You can increase and decrease the length of the summarization using min_length and max_length. Ideally, summarization length should be 10% to 20% of the total article length.
This model is ideally suitable to summarize the news articles. But it can also give good results on Twitter data.
You can use different BART model versions such as bart-large, bart-base, bart-large-cnn, and bart-large-mnli.

3. Summarization using GPT-2 model

GPT-2 model with 1.5 million parameters is a large transformer-based language model. It’s trained for predicting the next word. So, we can use this specialty to summarize Twitter data.

GPT-2 models come with various versions. And, each version’s size is more than 1 GB.

We will be using the bert-extractive-summarizer library to download GPT-2 models. Learn more about the bert-extractive-summarizer library here.

Use pip install bert-extractive-summarizer command to install the library.

Here is a code to summarize the Twitter dataset using the GPT-2 model.

	>>> from summarizer import TransformerSummarizer
	>>> import re
	>>> GPT2_model = TransformerSummarizer(transformer_type="GPT2",transformer_model_key="gpt2-medium")
	>>> text = " ".join(tweet_data)
	>>> TEXT_CLEANING_RE = "@\S+\|https?:\S+\|http?:\S\|[^A-Za-z0-9]+"
	>>> text = re.sub(TEXT_CLEANING_RE, ' ', str(text).lower()).strip()
	>>> summerize = ''.join(GPT2_model(text, min_length=60, max_length=120))
	>>> summerize
	'Overnight show with me and a host of brilliant guests on both sides of the at trump s defeat will expose narendramodi to international censure change in the white house likely to force the in in a choice between a clown and a gaffe prone plagiarist tarred by his son s alleged corruption trump deserves th see a detailed map of'

view raw gpt_2_summerization.py hosted with ❤ by GitHub

Observation on Code

The transformer_type value will vary according to the pre-trained model we use.
You can change the transformer_model_key as per the requirement. GPT-2 has four versions gpt2, gpt2-medium, gpt2-large and gpt2-XL.
This library also has a min_length and max_length option. You can assign values to these variables as per your requirement.

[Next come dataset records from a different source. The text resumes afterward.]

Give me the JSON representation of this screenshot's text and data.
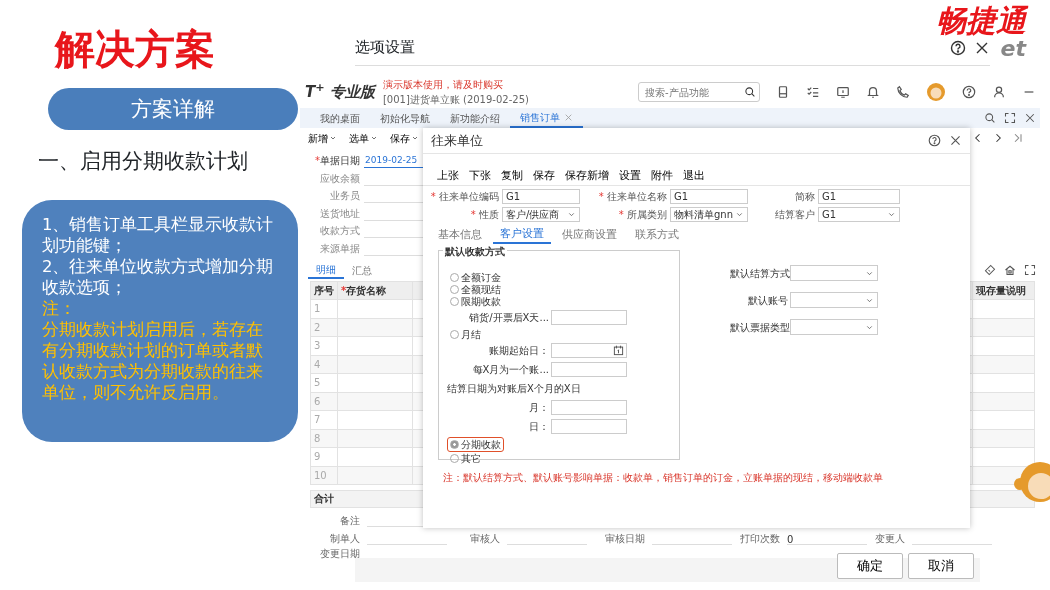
{
  "slide": {
    "title": "解决方案",
    "pill": "方案详解",
    "heading": "一、启用分期收款计划",
    "notes": [
      {
        "kind": "point",
        "text": "1、销售订单工具栏显示收款计划功能键；"
      },
      {
        "kind": "point",
        "text": "2、往来单位收款方式增加分期收款选项；"
      },
      {
        "kind": "caution",
        "text": "注："
      },
      {
        "kind": "caution",
        "text": "分期收款计划启用后，若存在有分期收款计划的订单或者默认收款方式为分期收款的往来单位，则不允许反启用。"
      }
    ]
  },
  "logo": {
    "name": "畅捷通",
    "suffix": "et"
  },
  "options_window": {
    "title": "选项设置",
    "buttons": [
      "确定",
      "取消"
    ]
  },
  "app": {
    "product": "T$^{+}$ 专业版",
    "notice": "演示版本使用，请及时购买",
    "account": "[001]进货单立账  (2019-02-25)",
    "search": {
      "placeholder": "搜索-产品功能"
    },
    "tabs": [
      {
        "label": "我的桌面",
        "selected": false,
        "closable": false
      },
      {
        "label": "初始化导航",
        "selected": false,
        "closable": false
      },
      {
        "label": "新功能介绍",
        "selected": false,
        "closable": false
      },
      {
        "label": "销售订单",
        "selected": true,
        "closable": true
      }
    ],
    "toolbar": [
      "新增",
      "选单",
      "保存"
    ],
    "form": [
      {
        "label": "单据日期",
        "mark": "*",
        "value": "2019-02-25"
      },
      {
        "label": "应收余额"
      },
      {
        "label": "业务员"
      },
      {
        "label": "送货地址"
      },
      {
        "label": "收款方式"
      },
      {
        "label": "来源单据"
      }
    ],
    "detail_tabs": [
      {
        "label": "明细",
        "selected": true
      },
      {
        "label": "汇总",
        "selected": false
      }
    ],
    "grid": {
      "columns": [
        {
          "label": "序号"
        },
        {
          "label": "存货名称",
          "mark": "*"
        }
      ],
      "last_column": "现存量说明",
      "rows": [
        "1",
        "2",
        "3",
        "4",
        "5",
        "6",
        "7",
        "8",
        "9",
        "10"
      ],
      "total": "合计"
    },
    "remark": "备注",
    "footer": [
      {
        "label": "制单人"
      },
      {
        "label": "审核人"
      },
      {
        "label": "审核日期"
      },
      {
        "label": "打印次数",
        "value": "0"
      },
      {
        "label": "变更人"
      }
    ],
    "changed_date": "变更日期"
  },
  "dialog": {
    "title": "往来单位",
    "toolbar": [
      "上张",
      "下张",
      "复制",
      "保存",
      "保存新增",
      "设置",
      "附件",
      "退出"
    ],
    "fields": [
      {
        "label": "往来单位编码",
        "mark": "*",
        "kind": "text",
        "value": "G1"
      },
      {
        "label": "往来单位名称",
        "mark": "*",
        "kind": "text",
        "value": "G1"
      },
      {
        "label": "简称",
        "kind": "text",
        "value": "G1"
      },
      {
        "label": "性质",
        "mark": "*",
        "kind": "select",
        "value": "客户/供应商"
      },
      {
        "label": "所属类别",
        "mark": "*",
        "kind": "select",
        "value": "物料清单gnn"
      },
      {
        "label": "结算客户",
        "kind": "select",
        "value": "G1"
      }
    ],
    "tabs": [
      {
        "label": "基本信息",
        "selected": false
      },
      {
        "label": "客户设置",
        "selected": true
      },
      {
        "label": "供应商设置",
        "selected": false
      },
      {
        "label": "联系方式",
        "selected": false
      }
    ],
    "payment": {
      "legend": "默认收款方式",
      "items": [
        {
          "kind": "radio",
          "label": "全额订金",
          "selected": false,
          "highlighted": false
        },
        {
          "kind": "radio",
          "label": "全额现结",
          "selected": false,
          "highlighted": false
        },
        {
          "kind": "radio",
          "label": "限期收款",
          "selected": false,
          "highlighted": false
        },
        {
          "kind": "field",
          "label": "销货/开票后X天..."
        },
        {
          "kind": "radio",
          "label": "月结",
          "selected": false,
          "highlighted": false
        },
        {
          "kind": "date_field",
          "label": "账期起始日："
        },
        {
          "kind": "field",
          "label": "每X月为一个账..."
        },
        {
          "kind": "caption",
          "label": "结算日期为对账后X个月的X日"
        },
        {
          "kind": "field",
          "label": "月："
        },
        {
          "kind": "field",
          "label": "日："
        },
        {
          "kind": "radio",
          "label": "分期收款",
          "selected": true,
          "highlighted": true
        },
        {
          "kind": "radio",
          "label": "其它",
          "selected": false,
          "highlighted": false
        }
      ]
    },
    "defaults": [
      {
        "label": "默认结算方式"
      },
      {
        "label": "默认账号"
      },
      {
        "label": "默认票据类型"
      }
    ],
    "note": "注：默认结算方式、默认账号影响单据：收款单，销售订单的订金，立账单据的现结，移动端收款单"
  }
}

4. Summarization using XLNet model

XLNet is an improved version of the BERT model which implement permutation language modeling in its architecture. Also, XLNet is a bidirectional transformer where the next tokens are predicted in random order.

The XLNet model has two versions xlnet-base-cased and xlnet-large-cased.

Here is a code to summarize the Twitter dataset using the XLNet model.

	>>> from summarizer import TransformerSummarizer
	>>> import re
	>>> xlnet_model = TransformerSummarizer(transformer_type="XLNet",transformer_model_key="xlnet-base-cased")
	>>> text = " ".join(tweet_data)
	>>> TEXT_CLEANING_RE = "@\S+\|https?:\S+\|http?:\S\|[^A-Za-z0-9]+"
	>>> text = re.sub(TEXT_CLEANING_RE, ' ', str(text).lower()).strip()
	>>> summerize = ''.join(xlnet_model(text, min_length=60, max_length=120))
	>>> summerize
	"The fixwithohimai and chidiodinkalu look ahead to tomorrow's presidential election. The uselections2020 overnight show will feature guests on both sides of the at trump s defeat.
	A new poll shows potus leading in one of the most important swing states pennsylvania."

view raw xlnet_summerize.py hosted with ❤ by GitHub

Observation on Code

You can change the value of min_length and max_length as per your requirement.
This model will trim the sentence length if it exceeds 512 value.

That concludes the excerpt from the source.